You begin to deconstruct the tower, rules of movement be damned. The user interface gets tossed aside like a lawn chair in a tornado. The manipulation layer is left drowning in the open air like a carp flopping on the main deck. The acquisition layer sits motionless in the Barcalounger, the still smoking gun of ScopeCreep hits the ground with a heavy thud. And there in the corner, the Orange ring of Data Storage is curled up in the fetal position. Then, like the calm wind in the middle of the eye of a hurricane, your arcane machinations begin. The columns are added, and you place the ring on the spindle. With a steady hand, you begin to patch up the blue ring. Minutes, days, possibly weeks, you rebuild the mangled Data Aquisition ring. Better… Faster… Stronger. With a twisted look in your eye, you place the blue ring back onto the spindle. “Soon..” the voices whisper. Never mind them… you have other things to do. You grab the decaying ruins of the yellow ring, and like a twenty-first century Dr. Frankenstein, you start patching up the corpse of your Manipulation layer. Re-using some code, totally rewriting other parts, perhaps even stealing some from other long dead projects. Polishing it off, it gets dropped onto the tower. Only one ring left. You pick up the red ring and set it on an easel. The misshapen form looking more like a grotesque Picasso than a structured Piet. Grabbing a can of kerosene, you douse the canvas and set it a flame, a maniacal smirk smears your face. You grab a blank canvas and create your masterpiece. A work of Interactive art. You put the last ring on the tower. The work is complete.

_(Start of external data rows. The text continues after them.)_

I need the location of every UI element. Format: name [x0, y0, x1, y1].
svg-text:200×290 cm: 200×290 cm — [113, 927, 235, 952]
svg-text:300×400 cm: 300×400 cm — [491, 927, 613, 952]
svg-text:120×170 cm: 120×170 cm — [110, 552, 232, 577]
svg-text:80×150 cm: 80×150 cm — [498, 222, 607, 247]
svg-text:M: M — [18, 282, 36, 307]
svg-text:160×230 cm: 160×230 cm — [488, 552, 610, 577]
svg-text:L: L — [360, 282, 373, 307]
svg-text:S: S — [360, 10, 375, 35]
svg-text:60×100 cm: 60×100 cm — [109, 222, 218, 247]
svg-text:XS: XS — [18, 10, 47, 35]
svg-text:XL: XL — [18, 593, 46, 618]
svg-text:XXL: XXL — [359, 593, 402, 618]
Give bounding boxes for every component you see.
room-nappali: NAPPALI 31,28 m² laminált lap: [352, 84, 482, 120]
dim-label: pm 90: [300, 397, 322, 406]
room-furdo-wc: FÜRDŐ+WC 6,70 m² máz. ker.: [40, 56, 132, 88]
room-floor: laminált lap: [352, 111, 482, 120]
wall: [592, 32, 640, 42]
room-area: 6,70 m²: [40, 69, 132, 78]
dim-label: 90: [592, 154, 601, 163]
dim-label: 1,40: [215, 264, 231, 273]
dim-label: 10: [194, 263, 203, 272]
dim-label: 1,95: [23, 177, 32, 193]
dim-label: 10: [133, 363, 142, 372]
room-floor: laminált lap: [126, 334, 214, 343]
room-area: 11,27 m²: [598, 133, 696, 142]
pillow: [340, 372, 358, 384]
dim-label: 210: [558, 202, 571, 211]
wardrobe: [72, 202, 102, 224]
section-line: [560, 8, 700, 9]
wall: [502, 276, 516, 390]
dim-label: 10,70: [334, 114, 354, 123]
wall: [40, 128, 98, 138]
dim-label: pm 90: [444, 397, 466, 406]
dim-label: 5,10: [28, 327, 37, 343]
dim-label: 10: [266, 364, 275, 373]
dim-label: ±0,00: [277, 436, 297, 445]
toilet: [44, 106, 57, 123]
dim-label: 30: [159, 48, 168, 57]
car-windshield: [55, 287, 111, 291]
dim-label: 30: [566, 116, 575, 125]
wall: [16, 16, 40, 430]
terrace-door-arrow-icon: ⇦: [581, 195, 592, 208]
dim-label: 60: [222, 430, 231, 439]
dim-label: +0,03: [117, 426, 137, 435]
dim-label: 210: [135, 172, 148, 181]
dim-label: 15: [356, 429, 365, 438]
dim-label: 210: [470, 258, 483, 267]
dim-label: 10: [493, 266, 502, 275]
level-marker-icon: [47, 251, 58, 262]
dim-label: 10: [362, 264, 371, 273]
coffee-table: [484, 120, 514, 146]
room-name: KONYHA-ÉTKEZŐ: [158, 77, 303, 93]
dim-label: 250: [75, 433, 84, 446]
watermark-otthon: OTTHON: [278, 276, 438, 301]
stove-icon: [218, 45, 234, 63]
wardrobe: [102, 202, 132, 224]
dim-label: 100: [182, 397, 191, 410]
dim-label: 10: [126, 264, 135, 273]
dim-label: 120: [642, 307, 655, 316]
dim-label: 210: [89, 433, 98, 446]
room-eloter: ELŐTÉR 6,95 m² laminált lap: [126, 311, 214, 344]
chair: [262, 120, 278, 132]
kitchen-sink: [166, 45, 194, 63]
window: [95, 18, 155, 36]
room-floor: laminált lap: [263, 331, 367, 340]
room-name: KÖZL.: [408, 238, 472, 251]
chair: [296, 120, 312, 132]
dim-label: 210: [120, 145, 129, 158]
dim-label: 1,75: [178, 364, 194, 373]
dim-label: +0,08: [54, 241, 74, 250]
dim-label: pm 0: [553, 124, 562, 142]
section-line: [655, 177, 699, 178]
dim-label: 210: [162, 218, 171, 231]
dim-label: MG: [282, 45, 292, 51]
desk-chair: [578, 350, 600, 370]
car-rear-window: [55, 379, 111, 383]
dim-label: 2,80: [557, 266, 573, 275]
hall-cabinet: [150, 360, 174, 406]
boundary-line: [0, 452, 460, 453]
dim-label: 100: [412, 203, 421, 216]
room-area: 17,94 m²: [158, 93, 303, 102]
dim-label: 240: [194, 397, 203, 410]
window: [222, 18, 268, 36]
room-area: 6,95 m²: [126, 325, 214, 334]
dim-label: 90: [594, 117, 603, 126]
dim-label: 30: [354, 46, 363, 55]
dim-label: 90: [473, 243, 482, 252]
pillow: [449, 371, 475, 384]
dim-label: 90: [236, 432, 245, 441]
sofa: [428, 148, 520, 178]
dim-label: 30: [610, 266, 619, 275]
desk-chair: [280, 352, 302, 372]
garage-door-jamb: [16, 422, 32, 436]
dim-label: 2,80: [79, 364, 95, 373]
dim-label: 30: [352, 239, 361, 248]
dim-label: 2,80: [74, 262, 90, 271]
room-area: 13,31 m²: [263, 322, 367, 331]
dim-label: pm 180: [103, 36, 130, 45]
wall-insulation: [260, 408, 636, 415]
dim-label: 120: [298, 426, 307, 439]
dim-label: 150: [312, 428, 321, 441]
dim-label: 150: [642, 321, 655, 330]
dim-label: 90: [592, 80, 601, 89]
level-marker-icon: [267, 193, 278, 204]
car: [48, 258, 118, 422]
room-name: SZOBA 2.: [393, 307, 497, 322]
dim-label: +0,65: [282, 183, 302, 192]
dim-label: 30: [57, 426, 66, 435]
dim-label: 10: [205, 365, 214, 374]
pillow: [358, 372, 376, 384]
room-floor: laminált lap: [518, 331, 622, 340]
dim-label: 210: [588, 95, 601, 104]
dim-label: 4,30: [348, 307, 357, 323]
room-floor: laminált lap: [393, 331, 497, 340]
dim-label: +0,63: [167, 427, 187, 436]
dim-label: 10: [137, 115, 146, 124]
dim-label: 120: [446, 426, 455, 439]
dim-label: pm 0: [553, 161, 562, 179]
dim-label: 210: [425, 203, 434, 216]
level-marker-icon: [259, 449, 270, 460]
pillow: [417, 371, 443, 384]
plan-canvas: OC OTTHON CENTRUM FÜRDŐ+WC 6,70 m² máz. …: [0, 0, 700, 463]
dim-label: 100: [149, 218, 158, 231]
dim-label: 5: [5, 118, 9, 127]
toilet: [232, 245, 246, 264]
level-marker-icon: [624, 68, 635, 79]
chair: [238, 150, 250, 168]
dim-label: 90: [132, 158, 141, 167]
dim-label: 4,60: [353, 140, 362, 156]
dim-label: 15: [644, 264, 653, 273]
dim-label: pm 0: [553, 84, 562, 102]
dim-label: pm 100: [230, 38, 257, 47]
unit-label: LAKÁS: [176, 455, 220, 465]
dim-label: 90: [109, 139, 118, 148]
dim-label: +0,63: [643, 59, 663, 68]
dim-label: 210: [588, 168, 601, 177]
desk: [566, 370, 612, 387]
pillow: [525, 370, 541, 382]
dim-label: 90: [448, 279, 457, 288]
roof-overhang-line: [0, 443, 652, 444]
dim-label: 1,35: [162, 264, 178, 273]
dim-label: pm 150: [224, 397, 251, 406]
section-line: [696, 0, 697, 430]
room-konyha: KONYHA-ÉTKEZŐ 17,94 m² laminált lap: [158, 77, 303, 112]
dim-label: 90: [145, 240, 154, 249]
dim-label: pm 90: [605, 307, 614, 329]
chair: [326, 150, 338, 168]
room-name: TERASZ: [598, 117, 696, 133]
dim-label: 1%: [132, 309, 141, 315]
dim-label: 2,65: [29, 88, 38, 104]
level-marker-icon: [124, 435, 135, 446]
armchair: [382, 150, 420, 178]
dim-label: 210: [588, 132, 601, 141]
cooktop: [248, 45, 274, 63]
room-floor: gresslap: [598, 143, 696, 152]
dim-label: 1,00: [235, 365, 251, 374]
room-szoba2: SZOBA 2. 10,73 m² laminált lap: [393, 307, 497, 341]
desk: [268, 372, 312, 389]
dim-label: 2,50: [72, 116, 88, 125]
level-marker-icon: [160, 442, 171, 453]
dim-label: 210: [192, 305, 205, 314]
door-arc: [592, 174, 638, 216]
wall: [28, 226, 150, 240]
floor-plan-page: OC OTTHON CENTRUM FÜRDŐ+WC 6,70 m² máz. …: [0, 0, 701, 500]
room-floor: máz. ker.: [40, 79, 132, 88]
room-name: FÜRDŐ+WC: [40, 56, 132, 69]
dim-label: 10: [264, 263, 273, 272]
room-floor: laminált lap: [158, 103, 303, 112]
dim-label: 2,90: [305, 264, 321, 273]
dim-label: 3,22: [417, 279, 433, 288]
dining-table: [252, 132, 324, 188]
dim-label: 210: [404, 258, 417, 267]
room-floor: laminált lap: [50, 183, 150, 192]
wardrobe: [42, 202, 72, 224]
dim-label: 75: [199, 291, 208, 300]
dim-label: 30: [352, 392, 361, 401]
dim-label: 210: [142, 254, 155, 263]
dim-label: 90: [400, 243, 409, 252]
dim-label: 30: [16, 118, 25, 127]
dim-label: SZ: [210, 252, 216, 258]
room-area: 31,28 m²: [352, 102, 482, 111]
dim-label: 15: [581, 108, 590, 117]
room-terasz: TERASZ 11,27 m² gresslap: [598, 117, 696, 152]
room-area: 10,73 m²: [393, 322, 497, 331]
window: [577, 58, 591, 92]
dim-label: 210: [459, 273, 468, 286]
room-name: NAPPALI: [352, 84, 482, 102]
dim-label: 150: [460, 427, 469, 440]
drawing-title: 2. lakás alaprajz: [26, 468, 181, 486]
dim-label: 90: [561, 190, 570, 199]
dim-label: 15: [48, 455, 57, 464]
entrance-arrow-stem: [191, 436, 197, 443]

This was a dramatization… obviously. However, it is important to keep in mind that a small change on a lower layer of code, can produce dramatic changes in code above it. This is espescially true for projects that have a time constraint. I can’t count the number of times I’ve been asked to make a seemingly small change and gave a completion time of “too soon”. Sometimes, those that are in a more business-like position don’t have a full grasp of how, what seems to be a little change on the front-end, can require drastic changes on the back end. It is up to you, as a developer, to give them a bit of understanding as to why it might take an hour to make a layout change, but a week to make a datachange. Perhaps the previous analogy will help a bit.